DNDi en la Reunión de Colaboradores en las Enfermedades Desatendidas

Bernard PécoulDr. Bernard Pécoul, Director Ejecutivo, DNDi
[19 de abril de 2017]

La creación de la Iniciativa Medicamentos para Enfermedades Olvidadas (DNDi) en 2003, al igual que la de otras iniciativas de desarrollo de productos, fue la afirmación de un consenso: para las enfermedades donde no existen incentivos comerciales para desarrollar nuevas herramientas de diagnóstico, medicamentos o vacunas, la investigación y el desarrollo sólo puede darse gracias a nuevos modelos innovadores que reúnen a socios públicos y privados.

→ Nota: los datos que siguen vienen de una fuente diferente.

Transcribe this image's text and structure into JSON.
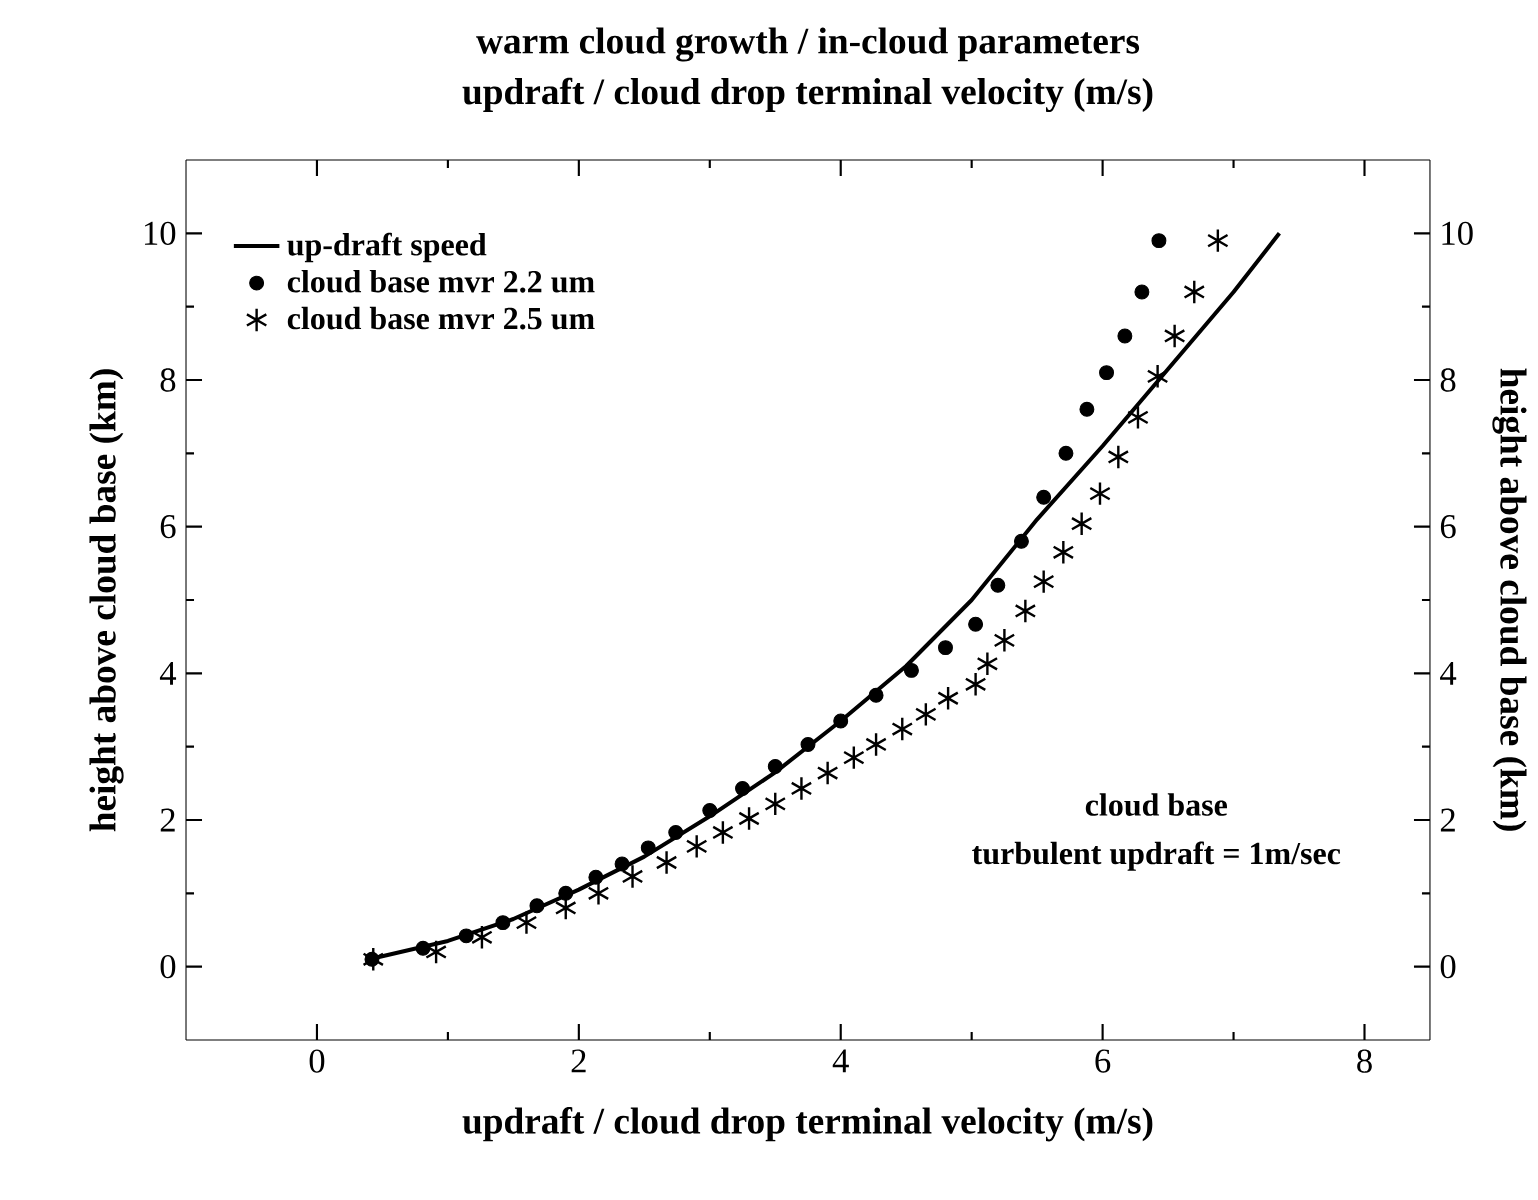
{
  "chart_data": {
    "type": "scatter",
    "title": "warm cloud growth / in-cloud parameters",
    "subtitle": "updraft / cloud drop terminal velocity (m/s)",
    "xlabel": "updraft / cloud drop terminal velocity (m/s)",
    "ylabel": "height above cloud base (km)",
    "y2label": "height above cloud base (km)",
    "xlim": [
      -1,
      8.5
    ],
    "ylim": [
      -1,
      11
    ],
    "y2lim": [
      -1,
      11
    ],
    "xticks": [
      0,
      2,
      4,
      6,
      8
    ],
    "yticks": [
      0,
      2,
      4,
      6,
      8,
      10
    ],
    "y2ticks": [
      0,
      2,
      4,
      6,
      8,
      10
    ],
    "legend": "top left",
    "annotations": [
      "cloud base",
      "turbulent updraft = 1m/sec"
    ],
    "series": [
      {
        "name": "up-draft speed",
        "type": "line",
        "marker": "none",
        "line_style": "solid",
        "color": "#000000",
        "x": [
          0.4,
          1,
          1.5,
          2,
          2.5,
          3,
          3.5,
          4,
          4.5,
          5,
          5.5,
          6,
          6.5,
          7,
          7.35
        ],
        "values": [
          0.1,
          0.35,
          0.65,
          1.05,
          1.5,
          2.05,
          2.65,
          3.35,
          4.1,
          5.0,
          6.1,
          7.1,
          8.15,
          9.2,
          10
        ]
      },
      {
        "name": "cloud base mvr 2.2 um",
        "marker": "circle",
        "color": "#000000",
        "x": [
          0.42,
          0.81,
          1.14,
          1.42,
          1.68,
          1.9,
          2.13,
          2.33,
          2.53,
          2.74,
          3.0,
          3.25,
          3.5,
          3.75,
          4.0,
          4.27,
          4.54,
          4.8,
          5.03,
          5.2,
          5.38,
          5.55,
          5.72,
          5.88,
          6.03,
          6.17,
          6.3,
          6.43
        ],
        "values": [
          0.1,
          0.25,
          0.42,
          0.6,
          0.83,
          1.0,
          1.22,
          1.4,
          1.62,
          1.83,
          2.13,
          2.43,
          2.73,
          3.03,
          3.35,
          3.7,
          4.04,
          4.35,
          4.67,
          5.2,
          5.8,
          6.4,
          7.0,
          7.6,
          8.1,
          8.6,
          9.2,
          9.9
        ]
      },
      {
        "name": "cloud base mvr 2.5 um",
        "marker": "cross",
        "color": "#000000",
        "x": [
          0.43,
          0.91,
          1.26,
          1.6,
          1.9,
          2.15,
          2.41,
          2.67,
          2.9,
          3.1,
          3.3,
          3.5,
          3.7,
          3.9,
          4.1,
          4.27,
          4.47,
          4.65,
          4.82,
          5.03,
          5.12,
          5.25,
          5.41,
          5.55,
          5.7,
          5.84,
          5.98,
          6.12,
          6.27,
          6.42,
          6.55,
          6.7,
          6.88
        ],
        "values": [
          0.1,
          0.2,
          0.4,
          0.6,
          0.8,
          1.0,
          1.23,
          1.42,
          1.64,
          1.83,
          2.02,
          2.22,
          2.43,
          2.64,
          2.85,
          3.03,
          3.24,
          3.44,
          3.66,
          3.85,
          4.13,
          4.45,
          4.85,
          5.25,
          5.65,
          6.04,
          6.45,
          6.95,
          7.49,
          8.05,
          8.6,
          9.2,
          9.9
        ]
      }
    ]
  }
}
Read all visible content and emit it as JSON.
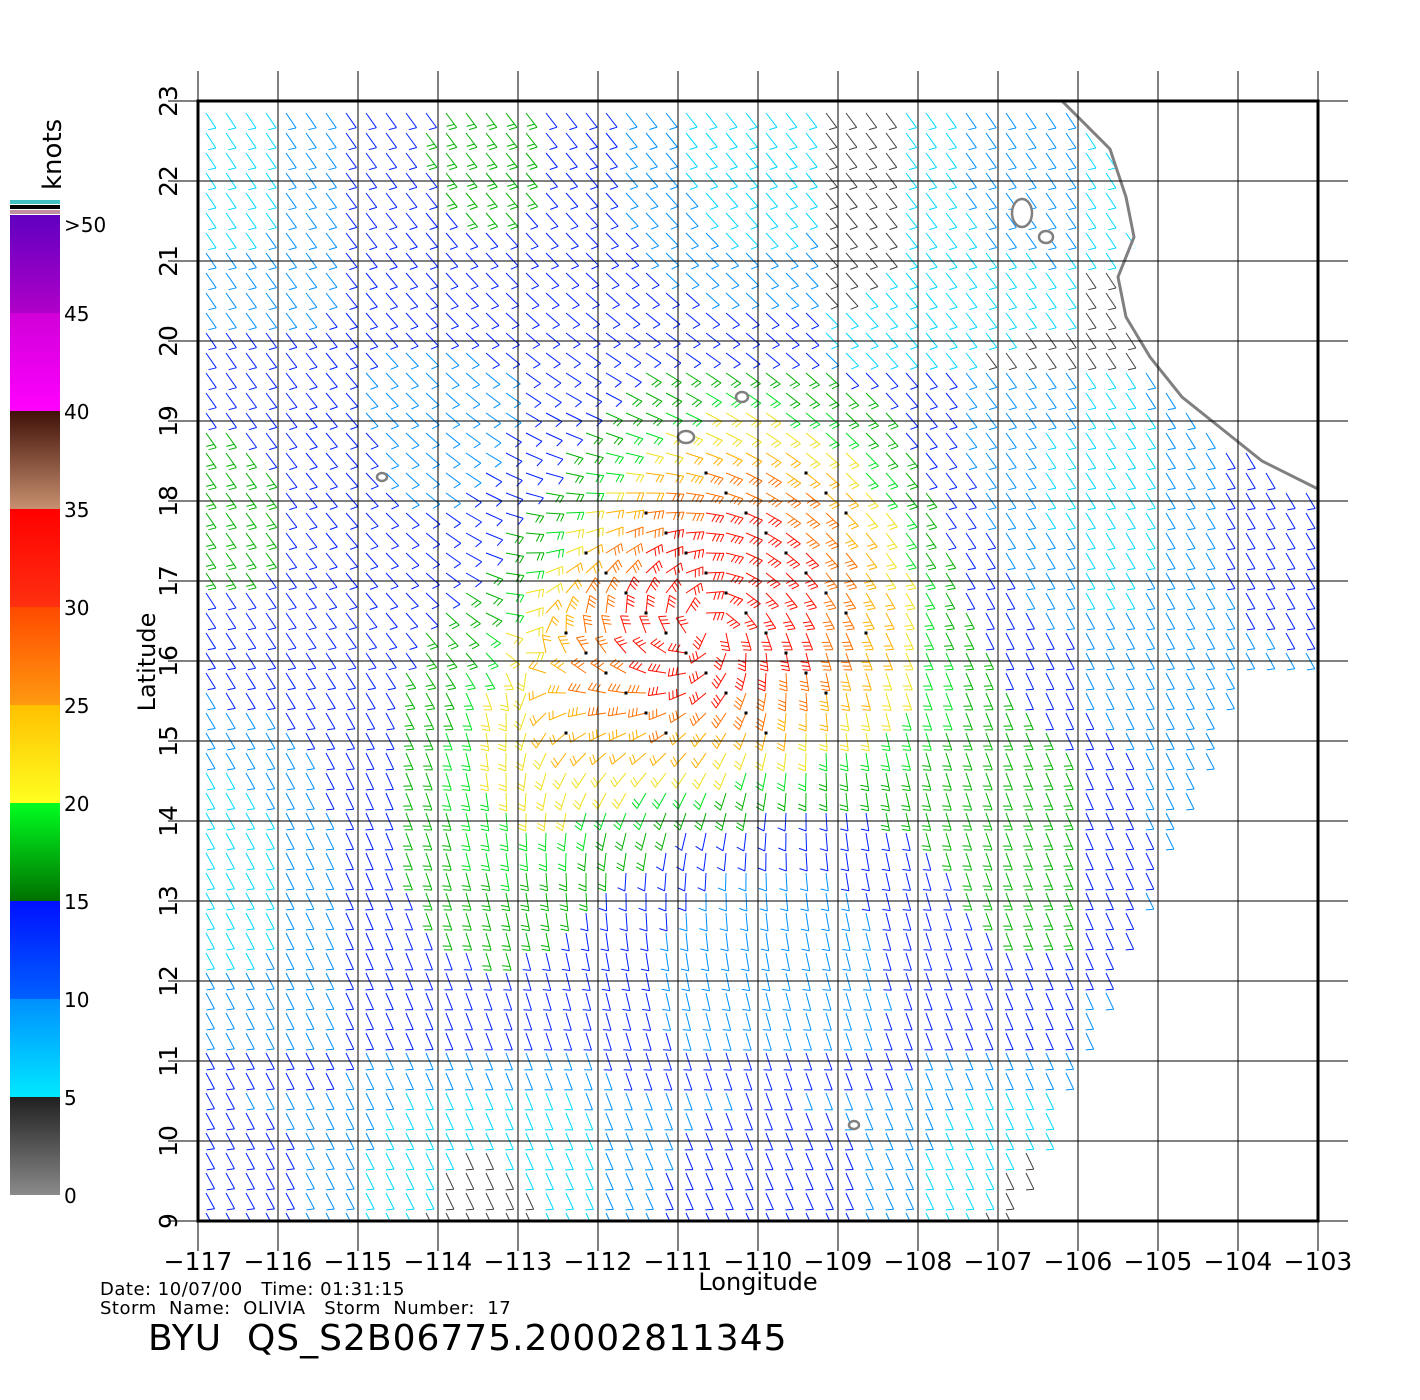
{
  "plot": {
    "x_axis_label": "Longitude",
    "y_axis_label": "Latitude",
    "lon_range": [
      -117,
      -103
    ],
    "lat_range": [
      9,
      23
    ],
    "x_ticks": [
      "−117",
      "−116",
      "−115",
      "−114",
      "−113",
      "−112",
      "−111",
      "−110",
      "−109",
      "−108",
      "−107",
      "−106",
      "−105",
      "−104",
      "−103"
    ],
    "y_ticks": [
      "9",
      "10",
      "11",
      "12",
      "13",
      "14",
      "15",
      "16",
      "17",
      "18",
      "19",
      "20",
      "21",
      "22",
      "23"
    ],
    "grid": true,
    "storm_center_lon": -110.7,
    "storm_center_lat": 16.4,
    "land_color": "#ffffff",
    "coast_color": "#808080"
  },
  "colorbar": {
    "unit_label": "knots",
    "tick_labels": [
      ">50",
      "45",
      "40",
      "35",
      "30",
      "25",
      "20",
      "15",
      "10",
      "5",
      "0"
    ],
    "bands": [
      {
        "from": 0,
        "to": 5,
        "colors": [
          "#8a8a8a",
          "#202020"
        ]
      },
      {
        "from": 5,
        "to": 10,
        "colors": [
          "#00e8ff",
          "#0090ff"
        ]
      },
      {
        "from": 10,
        "to": 15,
        "colors": [
          "#0060ff",
          "#0010ff"
        ]
      },
      {
        "from": 15,
        "to": 20,
        "colors": [
          "#007000",
          "#00ff20"
        ]
      },
      {
        "from": 20,
        "to": 25,
        "colors": [
          "#ffff20",
          "#ffc000"
        ]
      },
      {
        "from": 25,
        "to": 30,
        "colors": [
          "#ff9a10",
          "#ff4a00"
        ]
      },
      {
        "from": 30,
        "to": 35,
        "colors": [
          "#ff3010",
          "#ff0000"
        ]
      },
      {
        "from": 35,
        "to": 40,
        "colors": [
          "#c89070",
          "#401008"
        ]
      },
      {
        "from": 40,
        "to": 45,
        "colors": [
          "#ff00ff",
          "#d000d8"
        ]
      },
      {
        "from": 45,
        "to": 50,
        "colors": [
          "#b000c8",
          "#6000c0"
        ]
      }
    ]
  },
  "footer": {
    "date_line": "Date: 10/07/00   Time: 01:31:15",
    "storm_line": "Storm  Name:  OLIVIA   Storm  Number:  17",
    "file_id": "BYU  QS_S2B06775.20002811345"
  }
}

En la firma de la Declaración de Londres, hace cinco años, teníamos dos cuestiones.
 
La primera era mejorar el acceso a las bibliotecas de compuestos de las empresas farmacéuticas, con el fin de reponer la cartera de enfermedades tropicales desatendidas. Hemos evaluado alrededor de tres millones de compuestos en los últimos años, y hemos construido un nuevo modelo innovador, el Consorcio ETD Drug Booster, en el cual cinco empresas comparten sus conocimientos y compuestos. Hoy, Merck se une como el sexto miembro del Booster.
 
La segunda cuestión era crear alianzas con la industria para desarrollar nuevos fármacos para las ETDs. Mencionaré solamente algunos: sobre la oncocercosis, hemos construido una asociación con Bayer y otra con AbbVie; para la enfermedad de Chagas, trabajamos estrechamente con Mundo Sano y con Eisai; también estamos trabajando con Eisai en mycetoma, una de las enfermedades más olvidadas entre las desatendidas. En la enfermedad del sueño, con Sanofi esperamos tener un tratamiento oral disponible el próximo año que cambiará totalmente el manejo de la enfermedad; y por último, en la leishmaniasis, estamos trabajando con muchos socios diferentes para desarrollar un tratamiento oral para una enfermedad que es extremadamente difícil de manejar hoy en día.
 
Pero para tener éxito, también necesitamos un fuerte liderazgo de la OMS, y un firme compromiso de los ministerios de salud de los países endémicos y programas de control, así como la participación de instituciones académicas y de investigación públicas. Sin un liderazgo público fuerte, no podemos lograr un cambio sostenible.
 
Por último, pero no por ello menos importante, necesitamos inversiones en este campo. Quiero aprovechar esta oportunidad para agradecer a los donantes públicos y privados por su apoyo.  Aún no estamos en el final. Hoy es una buena oportunidad para recordar nuestra responsabilidad de invertir en innovación. Tenemos que tener éxito en proporcionar tratamientos mejores y más seguros para los pacientes olvidados.